Strona:PL Juliusz Verne - Kurjer carski.pdf/113

Z Wikiźródeł, wolnej biblioteki
Ta strona została uwierzytelniona.


— Nie jeszcze!... Piszę.
— Ależ ten pan już skończył! Weź pan moją depeszę.
— Zapłacił... ma jeszcze prawo! — odparł urzędnik z flegmą.
— Ale tymczasem nie ma nic do doniesienia...
Blount zerwał kartkę z bloku i podał telegrafiście. Ten pukał, czytając półgłosem:
„Na początku Pan Bóg stworzył niebo i ziemię“.

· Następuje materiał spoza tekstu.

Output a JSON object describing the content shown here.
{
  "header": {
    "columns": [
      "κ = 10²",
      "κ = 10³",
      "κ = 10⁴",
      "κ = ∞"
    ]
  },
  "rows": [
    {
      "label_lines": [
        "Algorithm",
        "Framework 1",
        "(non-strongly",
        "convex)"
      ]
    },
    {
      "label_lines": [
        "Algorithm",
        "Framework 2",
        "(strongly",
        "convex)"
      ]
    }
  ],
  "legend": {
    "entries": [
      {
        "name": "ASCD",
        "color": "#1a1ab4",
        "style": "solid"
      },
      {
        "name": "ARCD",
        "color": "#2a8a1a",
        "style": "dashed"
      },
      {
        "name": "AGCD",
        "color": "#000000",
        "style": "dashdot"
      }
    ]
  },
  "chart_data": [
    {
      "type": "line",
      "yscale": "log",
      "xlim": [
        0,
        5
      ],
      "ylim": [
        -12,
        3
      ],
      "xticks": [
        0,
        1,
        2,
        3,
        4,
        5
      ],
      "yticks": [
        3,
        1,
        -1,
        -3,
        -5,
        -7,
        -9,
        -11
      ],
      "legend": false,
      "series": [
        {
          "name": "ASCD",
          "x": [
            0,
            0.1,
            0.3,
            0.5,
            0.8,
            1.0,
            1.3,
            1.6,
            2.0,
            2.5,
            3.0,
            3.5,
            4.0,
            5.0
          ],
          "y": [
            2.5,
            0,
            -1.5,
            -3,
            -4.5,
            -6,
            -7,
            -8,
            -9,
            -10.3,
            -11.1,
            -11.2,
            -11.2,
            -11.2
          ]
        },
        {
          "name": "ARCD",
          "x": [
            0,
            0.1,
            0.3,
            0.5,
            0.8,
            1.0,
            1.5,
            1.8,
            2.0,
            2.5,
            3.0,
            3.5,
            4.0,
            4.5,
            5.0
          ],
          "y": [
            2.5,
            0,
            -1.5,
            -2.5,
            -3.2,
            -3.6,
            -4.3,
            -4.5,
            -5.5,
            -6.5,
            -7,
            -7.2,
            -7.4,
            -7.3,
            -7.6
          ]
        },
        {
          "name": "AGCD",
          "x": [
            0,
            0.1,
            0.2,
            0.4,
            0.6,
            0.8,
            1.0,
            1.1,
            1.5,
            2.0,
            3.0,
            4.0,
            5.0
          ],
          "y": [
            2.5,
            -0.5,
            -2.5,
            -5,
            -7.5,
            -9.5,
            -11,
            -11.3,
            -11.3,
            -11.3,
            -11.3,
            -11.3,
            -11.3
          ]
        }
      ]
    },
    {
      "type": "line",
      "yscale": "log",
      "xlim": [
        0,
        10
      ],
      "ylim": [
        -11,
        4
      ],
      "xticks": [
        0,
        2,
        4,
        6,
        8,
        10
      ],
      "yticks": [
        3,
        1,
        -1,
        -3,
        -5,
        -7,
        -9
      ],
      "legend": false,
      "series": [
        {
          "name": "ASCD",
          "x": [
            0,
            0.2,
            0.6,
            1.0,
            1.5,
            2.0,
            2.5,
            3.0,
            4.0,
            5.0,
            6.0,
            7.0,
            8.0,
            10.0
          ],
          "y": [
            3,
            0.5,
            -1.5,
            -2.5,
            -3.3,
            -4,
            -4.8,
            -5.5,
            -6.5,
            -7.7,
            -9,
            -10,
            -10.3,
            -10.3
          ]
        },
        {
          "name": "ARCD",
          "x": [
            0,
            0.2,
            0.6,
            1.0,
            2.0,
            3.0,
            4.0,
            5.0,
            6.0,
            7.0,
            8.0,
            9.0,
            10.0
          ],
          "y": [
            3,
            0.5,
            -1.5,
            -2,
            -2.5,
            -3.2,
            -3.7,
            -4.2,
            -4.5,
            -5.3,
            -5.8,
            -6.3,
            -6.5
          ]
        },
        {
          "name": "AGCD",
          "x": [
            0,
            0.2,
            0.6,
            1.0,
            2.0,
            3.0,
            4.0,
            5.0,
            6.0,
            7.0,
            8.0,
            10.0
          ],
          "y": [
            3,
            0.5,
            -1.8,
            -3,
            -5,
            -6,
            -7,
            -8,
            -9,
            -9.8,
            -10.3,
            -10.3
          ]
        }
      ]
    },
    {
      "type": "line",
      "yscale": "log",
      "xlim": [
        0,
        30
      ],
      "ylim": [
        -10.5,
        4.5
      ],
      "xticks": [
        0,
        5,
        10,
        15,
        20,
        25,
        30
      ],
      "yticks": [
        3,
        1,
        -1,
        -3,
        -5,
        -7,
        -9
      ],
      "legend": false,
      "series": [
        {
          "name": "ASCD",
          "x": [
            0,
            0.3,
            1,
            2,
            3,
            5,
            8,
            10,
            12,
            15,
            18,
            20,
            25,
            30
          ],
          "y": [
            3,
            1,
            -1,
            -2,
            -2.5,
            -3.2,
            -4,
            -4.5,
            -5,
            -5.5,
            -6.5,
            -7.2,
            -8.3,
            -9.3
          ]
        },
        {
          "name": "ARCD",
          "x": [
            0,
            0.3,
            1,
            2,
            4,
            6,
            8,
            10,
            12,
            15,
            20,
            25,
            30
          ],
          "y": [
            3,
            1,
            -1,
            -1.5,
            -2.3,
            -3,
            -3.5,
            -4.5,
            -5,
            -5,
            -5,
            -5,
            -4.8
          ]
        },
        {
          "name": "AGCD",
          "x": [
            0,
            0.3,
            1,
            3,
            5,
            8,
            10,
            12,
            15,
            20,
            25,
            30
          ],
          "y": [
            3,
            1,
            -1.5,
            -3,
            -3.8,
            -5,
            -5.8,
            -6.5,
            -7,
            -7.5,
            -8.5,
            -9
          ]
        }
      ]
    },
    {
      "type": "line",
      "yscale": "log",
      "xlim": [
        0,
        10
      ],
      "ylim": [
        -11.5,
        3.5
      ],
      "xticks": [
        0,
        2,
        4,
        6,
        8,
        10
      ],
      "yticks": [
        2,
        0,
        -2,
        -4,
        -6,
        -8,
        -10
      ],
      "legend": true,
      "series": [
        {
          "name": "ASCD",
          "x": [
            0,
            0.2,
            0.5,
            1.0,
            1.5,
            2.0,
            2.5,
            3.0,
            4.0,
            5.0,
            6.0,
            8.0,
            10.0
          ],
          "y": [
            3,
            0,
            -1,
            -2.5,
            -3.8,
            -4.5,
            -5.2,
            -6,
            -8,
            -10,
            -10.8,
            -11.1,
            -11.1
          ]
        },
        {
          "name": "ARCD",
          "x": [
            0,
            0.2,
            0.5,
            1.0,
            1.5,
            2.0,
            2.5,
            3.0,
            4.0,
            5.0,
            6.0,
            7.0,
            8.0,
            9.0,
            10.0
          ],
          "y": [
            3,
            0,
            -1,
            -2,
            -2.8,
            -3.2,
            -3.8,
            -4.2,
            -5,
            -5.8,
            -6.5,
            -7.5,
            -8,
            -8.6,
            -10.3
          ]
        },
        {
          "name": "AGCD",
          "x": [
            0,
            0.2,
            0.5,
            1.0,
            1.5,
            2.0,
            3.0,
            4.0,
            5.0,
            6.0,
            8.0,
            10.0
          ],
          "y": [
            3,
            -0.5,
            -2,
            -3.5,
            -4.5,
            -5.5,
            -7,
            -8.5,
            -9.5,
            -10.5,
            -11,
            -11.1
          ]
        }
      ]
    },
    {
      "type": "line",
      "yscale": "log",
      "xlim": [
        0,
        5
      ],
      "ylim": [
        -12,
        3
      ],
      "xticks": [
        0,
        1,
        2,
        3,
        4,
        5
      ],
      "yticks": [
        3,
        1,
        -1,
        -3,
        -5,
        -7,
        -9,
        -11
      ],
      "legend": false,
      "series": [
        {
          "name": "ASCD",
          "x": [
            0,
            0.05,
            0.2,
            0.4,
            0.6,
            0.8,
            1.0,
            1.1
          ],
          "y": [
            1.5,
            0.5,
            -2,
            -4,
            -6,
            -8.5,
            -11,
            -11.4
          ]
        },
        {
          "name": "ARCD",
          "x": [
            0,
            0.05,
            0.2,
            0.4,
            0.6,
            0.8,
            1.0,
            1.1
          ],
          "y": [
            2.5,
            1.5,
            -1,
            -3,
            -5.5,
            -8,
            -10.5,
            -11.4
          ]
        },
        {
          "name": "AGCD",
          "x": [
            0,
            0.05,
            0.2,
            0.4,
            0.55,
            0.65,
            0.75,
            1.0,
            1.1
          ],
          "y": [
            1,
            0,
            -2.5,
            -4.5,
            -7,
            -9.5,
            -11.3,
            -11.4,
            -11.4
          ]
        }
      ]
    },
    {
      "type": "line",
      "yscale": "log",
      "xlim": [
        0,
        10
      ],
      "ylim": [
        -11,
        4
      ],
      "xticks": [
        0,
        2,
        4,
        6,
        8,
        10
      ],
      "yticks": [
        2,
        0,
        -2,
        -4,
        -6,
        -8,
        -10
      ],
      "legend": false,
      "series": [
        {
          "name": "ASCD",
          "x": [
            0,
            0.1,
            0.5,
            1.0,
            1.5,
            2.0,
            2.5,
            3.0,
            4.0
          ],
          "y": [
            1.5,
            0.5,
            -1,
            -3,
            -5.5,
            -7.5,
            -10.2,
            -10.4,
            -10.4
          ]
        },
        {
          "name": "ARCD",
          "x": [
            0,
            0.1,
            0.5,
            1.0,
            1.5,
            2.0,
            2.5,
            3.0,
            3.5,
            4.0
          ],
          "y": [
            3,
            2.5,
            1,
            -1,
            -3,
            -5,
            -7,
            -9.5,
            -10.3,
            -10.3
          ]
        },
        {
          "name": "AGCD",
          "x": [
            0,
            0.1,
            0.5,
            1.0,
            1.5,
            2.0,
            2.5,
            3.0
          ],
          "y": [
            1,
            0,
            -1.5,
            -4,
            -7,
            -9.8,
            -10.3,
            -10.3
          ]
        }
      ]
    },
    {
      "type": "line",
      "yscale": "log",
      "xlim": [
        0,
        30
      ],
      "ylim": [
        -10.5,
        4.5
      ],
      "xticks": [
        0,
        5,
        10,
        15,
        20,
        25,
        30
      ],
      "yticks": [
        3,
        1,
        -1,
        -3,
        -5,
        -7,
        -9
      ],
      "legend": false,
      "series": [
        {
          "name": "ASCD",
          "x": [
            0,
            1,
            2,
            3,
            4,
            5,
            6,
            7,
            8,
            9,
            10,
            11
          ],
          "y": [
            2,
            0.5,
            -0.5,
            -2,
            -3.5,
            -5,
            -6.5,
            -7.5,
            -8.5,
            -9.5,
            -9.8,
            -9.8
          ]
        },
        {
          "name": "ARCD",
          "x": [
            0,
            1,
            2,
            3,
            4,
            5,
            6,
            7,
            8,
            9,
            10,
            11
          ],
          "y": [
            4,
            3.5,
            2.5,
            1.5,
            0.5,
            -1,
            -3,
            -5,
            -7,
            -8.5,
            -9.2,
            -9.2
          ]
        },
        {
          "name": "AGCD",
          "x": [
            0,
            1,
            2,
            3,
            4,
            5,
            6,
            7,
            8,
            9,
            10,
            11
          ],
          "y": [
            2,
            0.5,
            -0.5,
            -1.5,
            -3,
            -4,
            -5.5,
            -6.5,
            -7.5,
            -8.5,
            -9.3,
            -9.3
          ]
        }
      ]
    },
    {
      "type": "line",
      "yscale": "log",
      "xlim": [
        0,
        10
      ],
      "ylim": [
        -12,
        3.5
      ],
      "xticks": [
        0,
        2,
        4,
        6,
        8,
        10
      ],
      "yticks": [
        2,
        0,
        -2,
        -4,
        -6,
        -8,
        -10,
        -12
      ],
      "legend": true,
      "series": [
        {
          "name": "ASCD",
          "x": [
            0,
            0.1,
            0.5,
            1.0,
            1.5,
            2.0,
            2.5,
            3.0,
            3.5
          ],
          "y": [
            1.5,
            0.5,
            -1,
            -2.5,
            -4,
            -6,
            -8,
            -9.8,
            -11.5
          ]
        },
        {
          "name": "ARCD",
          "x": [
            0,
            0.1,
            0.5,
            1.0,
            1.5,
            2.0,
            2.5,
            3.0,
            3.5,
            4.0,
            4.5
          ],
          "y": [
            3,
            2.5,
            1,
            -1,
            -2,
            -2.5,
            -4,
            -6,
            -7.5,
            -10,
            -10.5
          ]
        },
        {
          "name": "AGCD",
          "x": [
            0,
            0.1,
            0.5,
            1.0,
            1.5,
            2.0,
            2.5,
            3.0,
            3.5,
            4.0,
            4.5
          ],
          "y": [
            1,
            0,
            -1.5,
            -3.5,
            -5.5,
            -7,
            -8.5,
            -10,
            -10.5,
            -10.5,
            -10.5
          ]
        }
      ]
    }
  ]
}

Jolivet kipiał z gniewu. Depeszować wersety biblijne! A dziennikarz angielski z niezmąconą powagą obserwował przez lunetę wypadki w mieście i urywkami podawał tekst dalszej depeszy:
„Dwie cerkwie w płomieniach. Pożar przesuwa się na lewo. A ziemia była bezkształtna i próżna i ciemność była nad przepaścią, a duch Boży...“
— Stop! pańska suma wyczerpała się. Teraz na pana kolej! — zwrócił się telegrafista do Joliveta. Anglik przygryzł wargi. Francuz zajął miejsce przy okienku, podał depeszę, rzuciwszy urzędnikowi znaczna sumę
Telegrafista pukał, odczytując wgłos:
„Magdalena Jolivet 10 Przedmieście Montmartre, Paryż. Koływań zajęta przez kawalerję tatarską. Rosjanie uciekli z miasta...
Odwrócił się od okienka telegrafu i wpatrywał przez lunetę w pole bitwy.
— Ten pan skończył! — przystąpił Blount z rulonem srebra.
— Nie jeszcze! — uśmiechnął się Jolivet. Dyktuję jeszcze.